FIG. 1 is a block diagram showing a configuration of a neural network type pattern processing apparatus according to an embodiment of the present invention.

FIG. 2 is a flowchart showing a procedure of a neural network pattern learning method according to an embodiment of the present invention.

FIG. 3 is a diagram showing a three-layer neural network which is an example of a multilayer neural network.

FIG. 4 is a diagram showing points (both input and output are one-dimensional) of a learning pattern and a function realized by a neural network.

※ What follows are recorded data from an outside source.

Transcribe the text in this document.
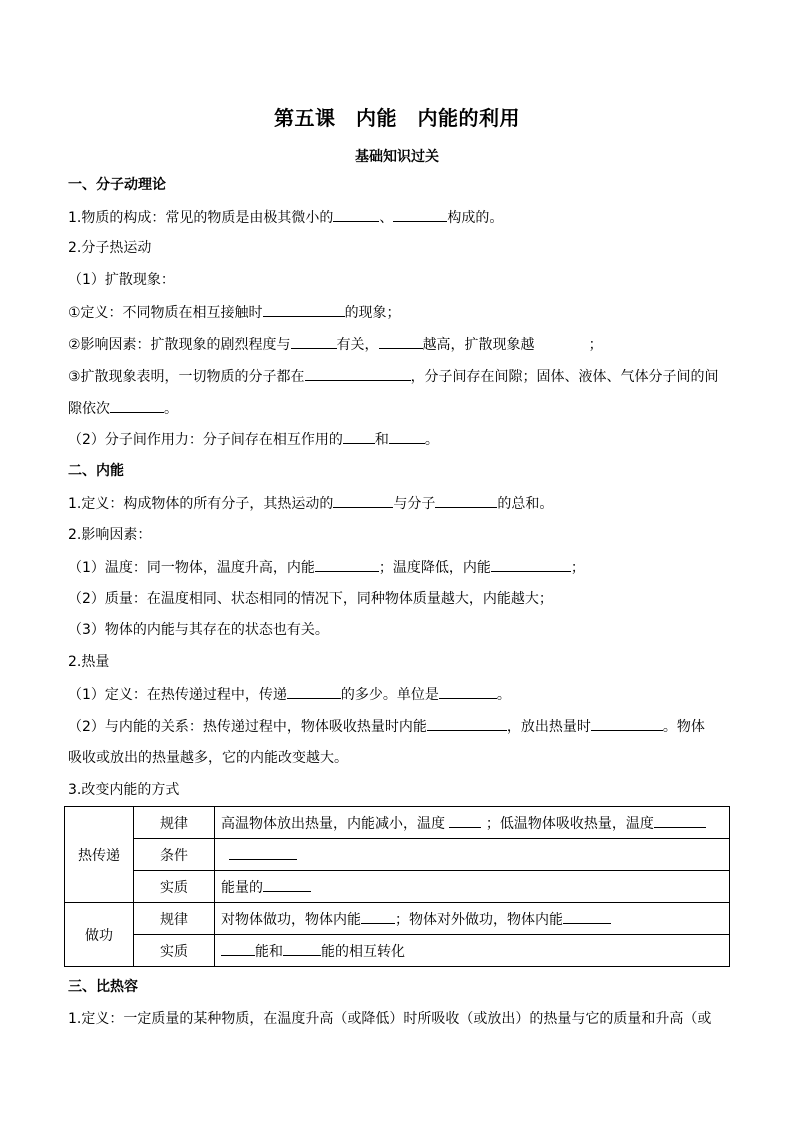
第五课　内能　内能的利用
基础知识过关
一、分子动理论
1.物质的构成：常见的物质是由极其微小的	、	构成的。
2.分子热运动
（1）扩散现象：
①定义：不同物质在相互接触时	的现象；
②影响因素：扩散现象的剧烈程度与	有关，	越高，扩散现象越	；
③扩散现象表明，一切物质的分子都在	，分子间存在间隙；固体、液体、气体分子间的间
隙依次	。
（2）分子间作用力：分子间存在相互作用的 和	。
二、内能
1.定义：构成物体的所有分子，其热运动的	与分子	的总和。
2.影响因素：
（1）温度：同一物体，温度升高，内能	；温度降低，内能	；
（2）质量：在温度相同、状态相同的情况下，同种物体质量越大，内能越大；
（3）物体的内能与其存在的状态也有关。
2.热量
（1）定义：在热传递过程中，传递	的多少。单位是	。
（2）与内能的关系：热传递过程中，物体吸收热量时内能	，放出热量时	。物体
吸收或放出的热量越多，它的内能改变越大。
3.改变内能的方式
热传递	规律	高温物体放出热量，内能减小，温度 ；低温物体吸收热量，温度
	条件	
	实质	能量的
做功	规律	对物体做功，物体内能 ；物体对外做功，物体内能
	实质	能和 能的相互转化
三、比热容
1.定义：一定质量的某种物质，在温度升高（或降低）时所吸收（或放出）的热量与它的质量和升高（或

FIG. 5 is a diagram showing points (both input and output are one-dimensional) of a learning pattern and a function realized by an overlearned neural network.

[Explanation of symbols]

1 pattern input circuit 2 Square error calculation circuit 3 differential calculation circuit 4 coefficient calculation circuit 5 Coupling coefficient correction circuit

─────────────────────────────────────────────────── ─── Continuation of front page (72) Noboru Sonehara 1-1-6 Uchisaiwaicho, Chiyoda-ku, Tokyo Nippon Telegraph and Telephone Corporation (56) Reference JP-A-2-158860 (JP, A) (58) Fields surveyed (Int.Cl. ⁷ , DB name) G06N 1/00-7/08 JISST file (JOIS)

Claims (2)

(57) [Claims] 1. A neural network type pattern learning method using a multilayer neural network composed of non-linear threshold units, wherein a differential value of an output pattern of a learning pattern with respect to an input pattern of the learning pattern is calculated, A value obtained by multiplying the square of the value by a smoothness penalty is added to the learning cost function, and the smoothness penalty is small when the differential value is large, and is large when the differential value is small. A neural network type pattern learning method characterized by suppressing over-learning by changing the. 2. A neural network type pattern processor using a multilayer neural network composed of non-linear threshold units, said means for calculating a differential value of an output pattern of a learning pattern with respect to an input pattern of a learning pattern, The smoothness penalty that is small when the differential value is large and is large when the differential value is small is 2 of the differential value.
And a means for adding a value multiplied by a multiplication value to a learning cost function.